A study using the MMSE and addressing the diagnosis of dementia in Brazil proposed cutoff points of 23 and 24 for educated elderly individuals and 19 and 20 for illiterate individuals, highlighting the influence of patients' educational level on their cognitive performance(15). Such findings are corroborated by those obtained in this study in which educated patients presented cognitive averages greater than that of illiterate patients; the difference was statistically significant (p value=0.017).
Finally, we investigated whether the neurological state of patients at the time they were admitted into the physical therapy service was related to their cognitive performance. A negative and very significant relation was found, which was evidence that the more severe the neurological state of patients, the worse was their cognitive performance.
Such a fact is highly relevant for the implementation of a rehabilitation program. The cognitive-motor influence is of considerable clinical importance, since the performance of exercises requires simultaneous motor and cognitive skills(19). Therefore, cognitive domains affected by neurological impairment should be identified so that more coherent treatment planning is devised and, consequently, patients achieve improved recovery from neurological and cognitive damage(19-20).

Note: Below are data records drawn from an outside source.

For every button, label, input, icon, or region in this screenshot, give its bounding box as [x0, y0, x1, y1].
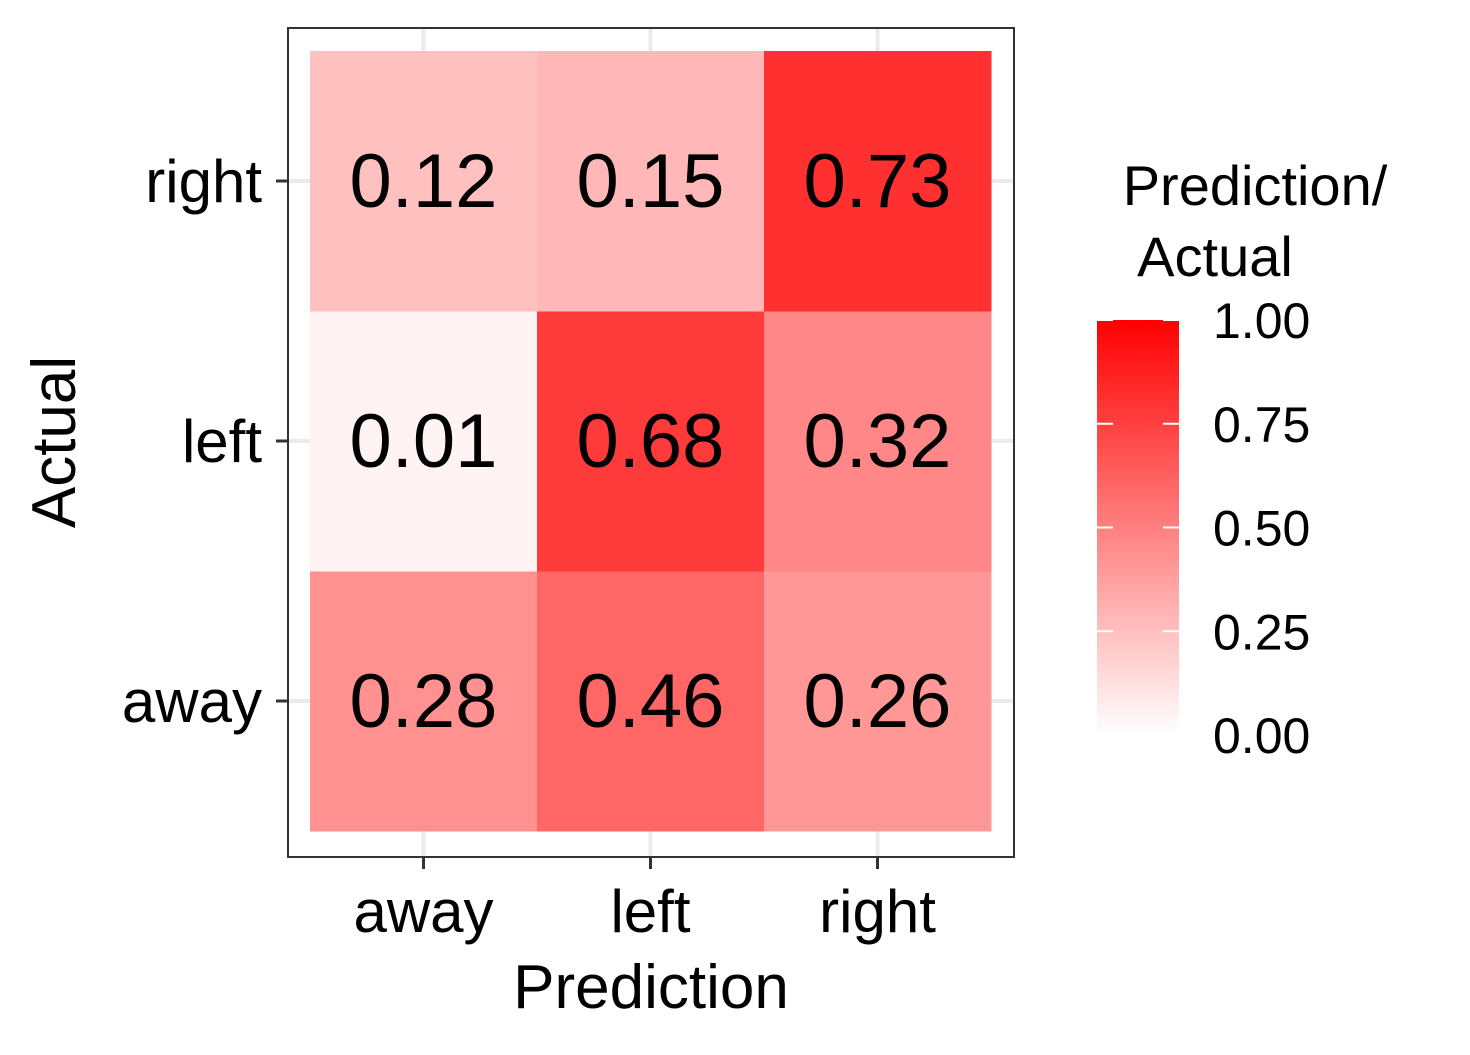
legend-tick-label: 0.50 [1213, 501, 1310, 557]
heatmap-cell-left-away [310, 311, 538, 572]
cell-value-label: 0.28 [350, 659, 498, 744]
color-legend: Prediction/ Actual 0.00 0.25 0.50 0.75 1.00 [1097, 154, 1388, 764]
x-tick-label: right [819, 878, 936, 945]
heatmap-cell-away-away [310, 571, 538, 832]
heatmap-cells: 0.28 0.46 0.26 0.01 0.68 0.32 0.12 0.15 0.73 [310, 51, 992, 832]
heatmap-cell-left-right [764, 311, 992, 572]
legend-tick-label: 0.00 [1213, 708, 1310, 764]
heatmap-cell-away-left [537, 571, 765, 832]
heatmap-cell-right-left [537, 51, 765, 312]
y-tick-label: left [182, 408, 262, 475]
legend-ticks: 0.00 0.25 0.50 0.75 1.00 [1097, 293, 1310, 764]
heatmap-cell-left-left [537, 311, 765, 572]
heatmap-cell-right-right [764, 51, 992, 312]
legend-tick-label: 0.25 [1213, 604, 1310, 660]
y-tick-label: away [122, 668, 262, 735]
heatmap-cell-right-away [310, 51, 538, 312]
cell-value-label: 0.73 [804, 139, 952, 224]
y-tick-label: right [145, 148, 262, 215]
cell-value-label: 0.46 [577, 659, 725, 744]
x-tick-label: away [353, 878, 493, 945]
cell-value-label: 0.68 [577, 399, 725, 484]
cell-value-label: 0.01 [350, 399, 498, 484]
legend-title-line-1: Prediction/ [1123, 154, 1388, 217]
cell-value-label: 0.15 [577, 139, 725, 224]
legend-tick-label: 1.00 [1213, 293, 1310, 349]
legend-tick-label: 0.75 [1213, 397, 1310, 453]
legend-title-line-2: Actual [1137, 225, 1293, 288]
heatmap-cell-away-right [764, 571, 992, 832]
cell-value-label: 0.32 [804, 399, 952, 484]
x-axis-title: Prediction [513, 953, 789, 1022]
x-tick-label: left [610, 878, 690, 945]
axes: away left right away left right [122, 148, 936, 945]
cell-value-label: 0.26 [804, 659, 952, 744]
y-axis-title: Actual [20, 356, 89, 528]
cell-value-label: 0.12 [350, 139, 498, 224]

An early diagnosis jointly with the prognosis of potential cognitive recovery can be very important in the determination of better interventions to be implemented for these patients, since interventions intended to recover from and/or compensate for cognitive impairment could be initiated in the CVA acute phase, which is important for treatment effectiveness(8).
According to the findings of this study, we conclude that the level of neurological severity found in the initial assessment of patients at the time they were admitted into the physical therapy service was moderate and the cognitive performance was below the Brazilian cutoff points. Additionally, the study indicated that these two variables seem to be directly related, which shows the need to pay more attention to the cognitive dimension involved at the beginning of the rehabilitation process of these patients.
Despite the relevance of the findings, this study presents a certain limitation since potential influences of how extensive the damage was and the topography of damage on the cognitive state of the studied patients were not considered. However, since the NIHSS was applied and this instrument evaluated the severity of an individual's neurological condition, we believe this limitation has little significance for this study. Hence, we expect that its findings will contribute to future studies addressing the cognitive level of post-CVA patients, aiming to develop therapeutic interventions consistent with this clinical situation.